BGH,
Beschl. v. 3.4.2002 - 3 StR 34/02
3 StR 34/02
BUNDESGERICHTSHOF
BESCHLUSS
vom
3. April 2002
in der Strafsache gegen
wegen versuchten Totschlags u.a.
Der 3. Strafsenat des Bundesgerichtshofes hat auf Antrag des
Generalbundesanwalts und nach Anhörung des
Beschwerdeführers am 3. April 2002 gemäß
§ 349 Abs. 2 und 4 StPO einstimmig beschlossen:
1. Auf die Revision des Angeklagten wird das Urteil des Landgerichts
Hannover vom 22. Oktober 2001 im Rechtsfolgenausspruch dahin
geändert, daß die Anordnung des Vorwegvollzugs eines
Teils der Freiheitsstrafe vor der Unterbringung in einer
Entziehungsanstalt entfällt.
2. Die weitergehende Revision wird verworfen.
3. Der Beschwerdeführer hat die Kosten des Rechtsmittels und
die dem Nebenkläger im Revisionsverfahren entstandenen
notwendigen Auslagen zu tragen.
Gründe:
Das Landgericht hat den Angeklagten wegen versuchten Totschlags in
Tateinheit mit gefährlicher Körperverletzung zu einer
Freiheitsstrafe von fünf Jahren verurteilt.

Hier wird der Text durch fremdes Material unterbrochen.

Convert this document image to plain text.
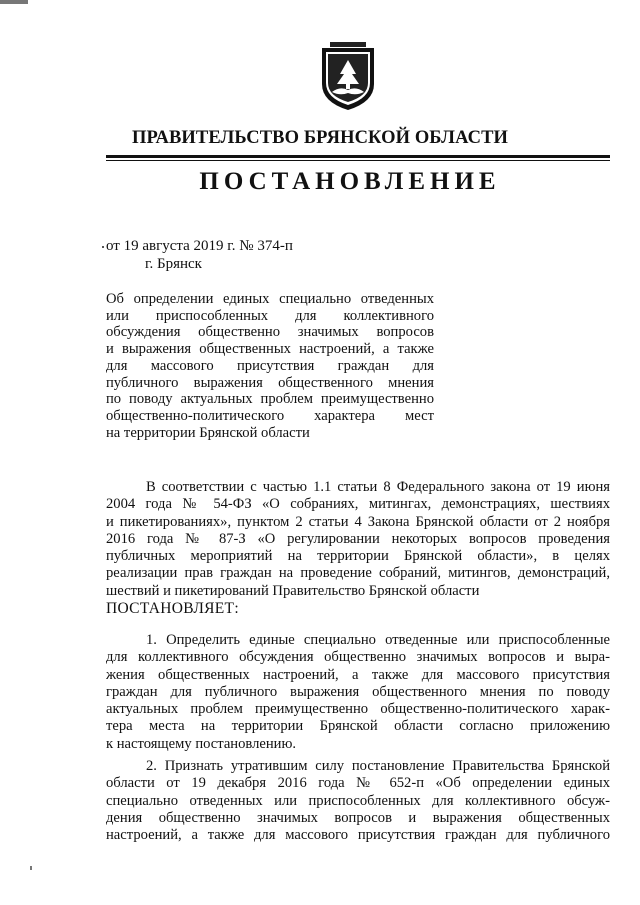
ПРАВИТЕЛЬСТВО БРЯНСКОЙ ОБЛАСТИ
ПОСТАНОВЛЕНИЕ
от 19 августа 2019 г. № 374-п
г. Брянск
Об определении единых специально отведенных
или приспособленных для коллективного
обсуждения общественно значимых вопросов
и выражения общественных настроений, а также
для массового присутствия граждан для
публичного выражения общественного мнения
по поводу актуальных проблем преимущественно
общественно-политического характера мест
на территории Брянской области
В соответствии с частью 1.1 статьи 8 Федерального закона от 19 июня
2004 года № 54-ФЗ «О собраниях, митингах, демонстрациях, шествиях
и пикетированиях», пунктом 2 статьи 4 Закона Брянской области от 2 ноября
2016 года № 87-З «О регулировании некоторых вопросов проведения
публичных мероприятий на территории Брянской области», в целях
реализации прав граждан на проведение собраний, митингов, демонстраций,
шествий и пикетирований Правительство Брянской области
ПОСТАНОВЛЯЕТ:
1. Определить единые специально отведенные или приспособленные
для коллективного обсуждения общественно значимых вопросов и выра-
жения общественных настроений, а также для массового присутствия
граждан для публичного выражения общественного мнения по поводу
актуальных проблем преимущественно общественно-политического харак-
тера места на территории Брянской области согласно приложению
к настоящему постановлению.
2. Признать утратившим силу постановление Правительства Брянской
области от 19 декабря 2016 года № 652-п «Об определении единых
специально отведенных или приспособленных для коллективного обсуж-
дения общественно значимых вопросов и выражения общественных
настроений, а также для массового присутствия граждан для публичного
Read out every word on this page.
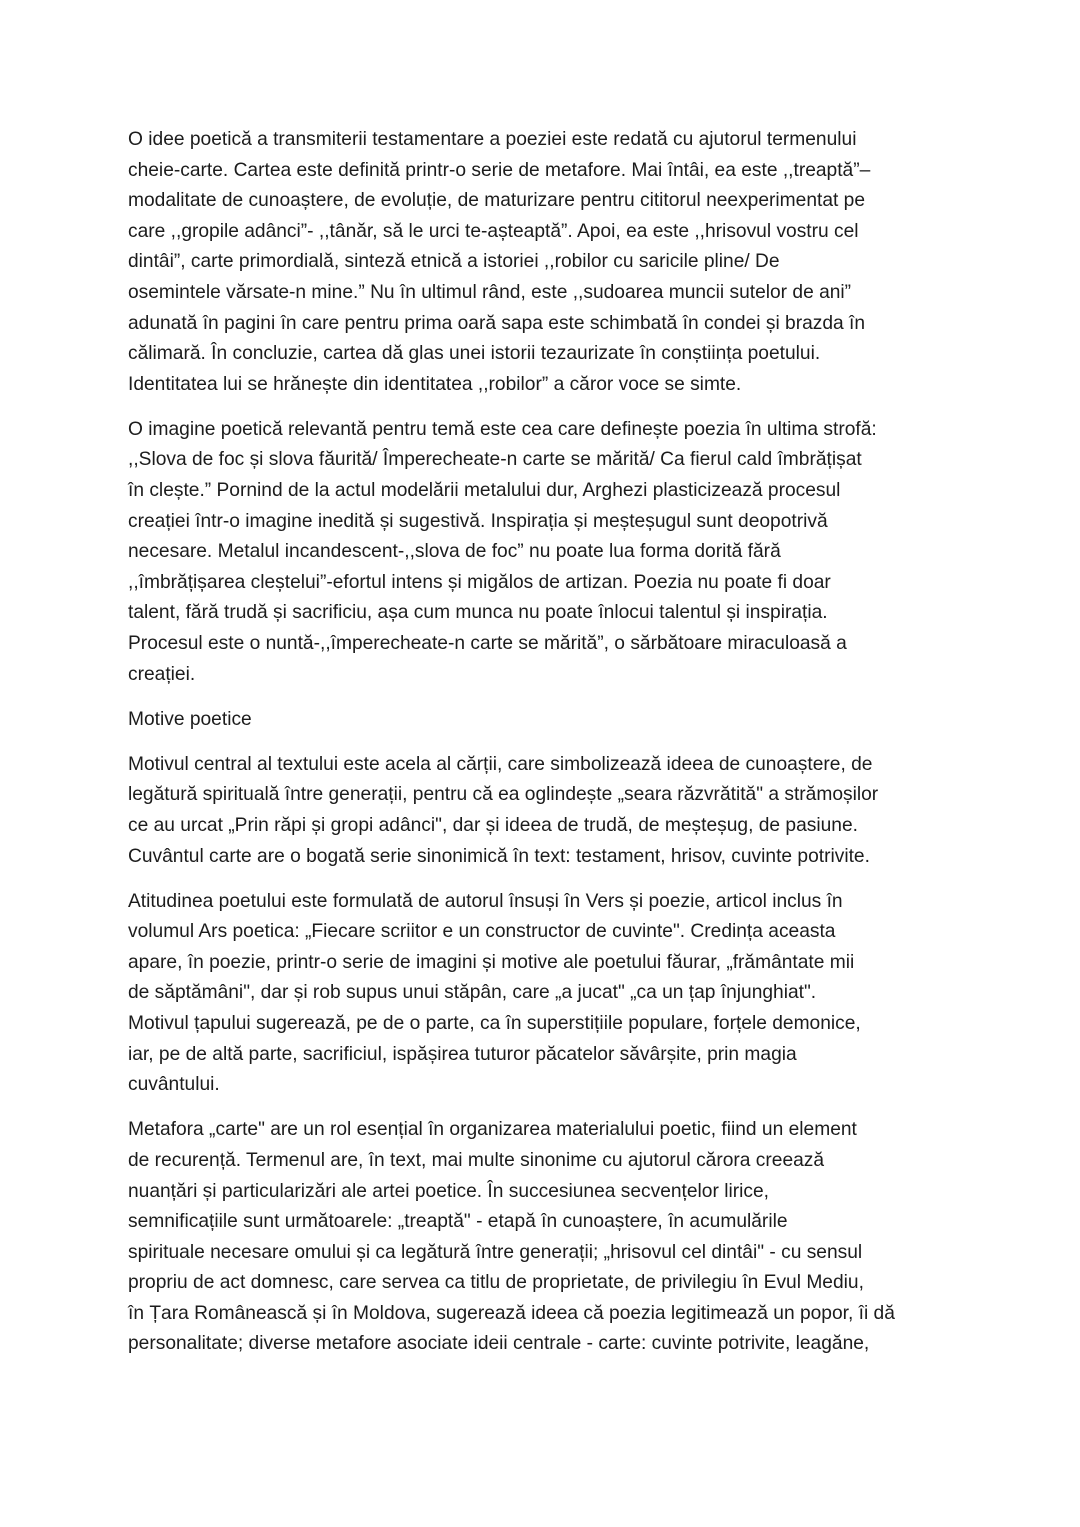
O idee poetică a transmiterii testamentare a poeziei este redată cu ajutorul termenului
cheie-carte. Cartea este definită printr-o serie de metafore. Mai întâi, ea este ,,treaptă”–
modalitate de cunoaștere, de evoluție, de maturizare pentru cititorul neexperimentat pe
care ,,gropile adânci”- ,,tânăr, să le urci te-așteaptă”. Apoi, ea este ,,hrisovul vostru cel
dintâi”, carte primordială, sinteză etnică a istoriei ,,robilor cu saricile pline/ De
osemintele vărsate-n mine.” Nu în ultimul rând, este ,,sudoarea muncii sutelor de ani”
adunată în pagini în care pentru prima oară sapa este schimbată în condei și brazda în
călimară. În concluzie, cartea dă glas unei istorii tezaurizate în conștiința poetului.
Identitatea lui se hrănește din identitatea ,,robilor” a căror voce se simte.

O imagine poetică relevantă pentru temă este cea care definește poezia în ultima strofă:
,,Slova de foc și slova făurită/ Împerecheate-n carte se mărită/ Ca fierul cald îmbrățișat
în clește.” Pornind de la actul modelării metalului dur, Arghezi plasticizează procesul
creației într-o imagine inedită și sugestivă. Inspirația și meșteșugul sunt deopotrivă
necesare. Metalul incandescent-,,slova de foc” nu poate lua forma dorită fără
,,îmbrățișarea cleștelui”-efortul intens și migălos de artizan. Poezia nu poate fi doar
talent, fără trudă și sacrificiu, așa cum munca nu poate înlocui talentul și inspirația.
Procesul este o nuntă-,,împerecheate-n carte se mărită”, o sărbătoare miraculoasă a
creației.

Motive poetice

Motivul central al textului este acela al cărții, care simbolizează ideea de cunoaștere, de
legătură spirituală între generații, pentru că ea oglindește „seara răzvrătită" a strămoșilor
ce au urcat „Prin răpi și gropi adânci", dar și ideea de trudă, de meșteșug, de pasiune.
Cuvântul carte are o bogată serie sinonimică în text: testament, hrisov, cuvinte potrivite.

Atitudinea poetului este formulată de autorul însuși în Vers și poezie, articol inclus în
volumul Ars poetica: „Fiecare scriitor e un constructor de cuvinte". Credința aceasta
apare, în poezie, printr-o serie de imagini și motive ale poetului făurar, „frământate mii
de săptămâni", dar și rob supus unui stăpân, care „a jucat" „ca un țap înjunghiat".
Motivul țapului sugerează, pe de o parte, ca în superstițiile populare, forțele demonice,
iar, pe de altă parte, sacrificiul, ispășirea tuturor păcatelor săvârșite, prin magia
cuvântului.

Metafora „carte" are un rol esențial în organizarea materialului poetic, fiind un element
de recurență. Termenul are, în text, mai multe sinonime cu ajutorul cărora creează
nuanțări și particularizări ale artei poetice. În succesiunea secvențelor lirice,
semnificațiile sunt următoarele: „treaptă" - etapă în cunoaștere, în acumulările
spirituale necesare omului și ca legătură între generații; „hrisovul cel dintâi" - cu sensul
propriu de act domnesc, care servea ca titlu de proprietate, de privilegiu în Evul Mediu,
în Țara Românească și în Moldova, sugerează ideea că poezia legitimează un popor, îi dă
personalitate; diverse metafore asociate ideii centrale - carte: cuvinte potrivite, leagăne,
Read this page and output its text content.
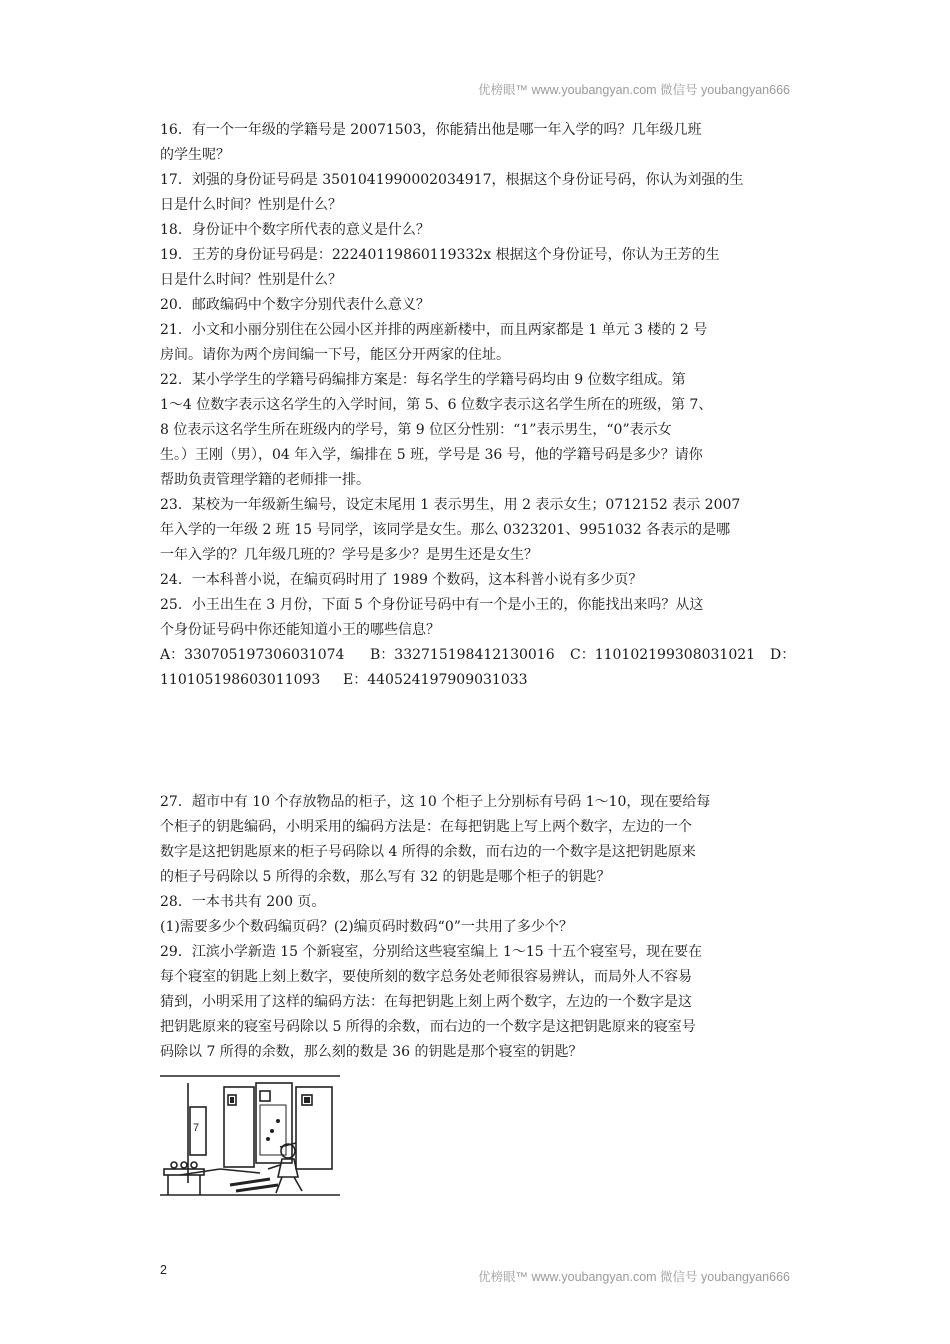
优榜眼™ www.youbangyan.com 微信号 youbangyan666
16．有一个一年级的学籍号是 20071503，你能猜出他是哪一年入学的吗？几年级几班
的学生呢？
17．刘强的身份证号码是 3501041990002034917，根据这个身份证号码，你认为刘强的生
日是什么时间？性别是什么？
18．身份证中个数字所代表的意义是什么？
19．王芳的身份证号码是：22240119860119332x 根据这个身份证号，你认为王芳的生
日是什么时间？性别是什么？
20．邮政编码中个数字分别代表什么意义？
21．小文和小丽分别住在公园小区并排的两座新楼中，而且两家都是 1 单元 3 楼的 2 号
房间。请你为两个房间编一下号，能区分开两家的住址。
22．某小学学生的学籍号码编排方案是：每名学生的学籍号码均由 9 位数字组成。第
1～4 位数字表示这名学生的入学时间，第 5、6 位数字表示这名学生所在的班级，第 7、
8 位表示这名学生所在班级内的学号，第 9 位区分性别：“1”表示男生，“0”表示女
生。）王刚（男），04 年入学，编排在 5 班，学号是 36 号，他的学籍号码是多少？请你
帮助负责管理学籍的老师排一排。
23．某校为一年级新生编号，设定末尾用 1 表示男生，用 2 表示女生；0712152 表示 2007
年入学的一年级 2 班 15 号同学，该同学是女生。那么 0323201、9951032 各表示的是哪
一年入学的？几年级几班的？学号是多少？是男生还是女生？
24．一本科普小说，在编页码时用了 1989 个数码，这本科普小说有多少页？
25．小王出生在 3 月份，下面 5 个身份证号码中有一个是小王的，你能找出来吗？从这
个身份证号码中你还能知道小王的哪些信息？
A：330705197306031074 B：332715198412130016 C：110102199308031021 D：
110105198603011093 E：440524197909031033
27．超市中有 10 个存放物品的柜子，这 10 个柜子上分别标有号码 1～10，现在要给每
个柜子的钥匙编码，小明采用的编码方法是：在每把钥匙上写上两个数字，左边的一个
数字是这把钥匙原来的柜子号码除以 4 所得的余数，而右边的一个数字是这把钥匙原来
的柜子号码除以 5 所得的余数，那么写有 32 的钥匙是哪个柜子的钥匙？
28．一本书共有 200 页。
(1)需要多少个数码编页码？(2)编页码时数码“0”一共用了多少个？
29．江滨小学新造 15 个新寝室，分别给这些寝室编上 1～15 十五个寝室号，现在要在
每个寝室的钥匙上刻上数字，要使所刻的数字总务处老师很容易辨认，而局外人不容易
猜到，小明采用了这样的编码方法：在每把钥匙上刻上两个数字，左边的一个数字是这
把钥匙原来的寝室号码除以 5 所得的余数，而右边的一个数字是这把钥匙原来的寝室号
码除以 7 所得的余数，那么刻的数是 36 的钥匙是那个寝室的钥匙？
7
2	优榜眼™ www.youbangyan.com 微信号 youbangyan666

Außerdem
hat es die Unterbringung des Angeklagten in einer Entziehungsanstalt
angeordnet und bestimmt, daß vor der Unterbringung zwei Jahre
und sechs Monate der Freiheitsstrafe vorab zu vollstrecken sind. Die
auf die Verletzung sachlichen Rechts gestützte Revision hat in
dem aus der Beschlußformel ersichtlichen Umfang Erfolg.
Die Unterbringungsanordnung läßt, obwohl das Gericht
sich nicht näher damit auseinandergesetzt hat, ob der
Unterbringungsanordnung nach § 64 StGB das Zusammentreffen von
chronischem Alkoholmißbrauch und
Persönlichkeitsstörung entgegenstehen könnte
(vgl. dazu Tröndle/Fischer, StGB 50. Aufl. § 64 Rdn.
3 m. w. N.), bei einer Gesamtwürdigung der getroffenen
Feststellungen einen durchgreifenden Rechtsfehler nicht erkennen.
Dagegen kann die Anordnung des Vorwegvollzugs eines Teils der
Freiheitsstrafe keinen Bestand haben. Zutreffend hat der
Generalbundesanwalt insoweit ausgeführt:
"Dagegen erweist sich die Anordnung des teilweisen Vorwegvollzuges der
Strafe als rechtsfehlerhaft. Mit dieser Anordnung weicht die
Strafkammer von der gesetzlichen Regelung des § 67 Abs. 1 StGB
ab, wonach grundsätzlich die Maßregel vor der Strafe
vollzogen werden soll, weil die möglichst umgehende Behandlung
des süchtigen Rechtsbrechers am ehesten einen dauerhaften
Erfolg verspricht (BGHR StGB § 67 Abs. 2 Vorwegvollzug,
teilweiser 4, 12). Zwar sieht § 67 Abs. 2 StGB vor, dass die
Strafe oder ein Teil der Strafe vor der Maßregel vollzogen
werden kann, wenn der Zweck der Maßregel dadurch leichter
erreicht wird. Die allgemein gehaltenen Erwägungen der
Strafkammer, der Zweck der Therapie sei leichter zu erreichen, wenn
diese am Ende der Strafverbüßung stehe, und der
Erfolg der Therapie setze eine anschließende
´Eingliederung des Angeklagten mit einer suchtspezifischen
Nachbetreuung´ (UA S. 30) voraus, reichen zur
Begründung indes nicht aus (vgl. BGH Beschluss vom 23.04.1998
- 4 StR 157/98; Tröndle/Fischer, StGB 50. Aufl. § 67
Rdn. 6a). Die Urteilsgründe enthalten auch keine konkreten
Anhaltspunkte, worin die Gefährdung des
Maßregelerfolges durch den anschließenden
Strafvollzug besteht und wie sie sich auf den Angeklagten konkret
auswirken könnte (vgl. BGHR StGB § 67 Abs. 2
Vorwegvollzug, teilweiser 12)."
Angesichts der getroffenen Feststellungen ist ausgeschlossen,
daß eine neue Verhandlung noch Erkenntnisse ergeben
könnte, wonach ausnahmsweise beim Angeklagten durch einen
(teilweisen) Vorwegvollzug der Strafe der Zweck der Maßregel
leichter erreicht würde. Entsprechend § 354 Abs. 1
StPO entscheidet der Senat daher selbst, daß die Anordnung
des teilweisen Vorwegvollzugs der Strafe entfällt.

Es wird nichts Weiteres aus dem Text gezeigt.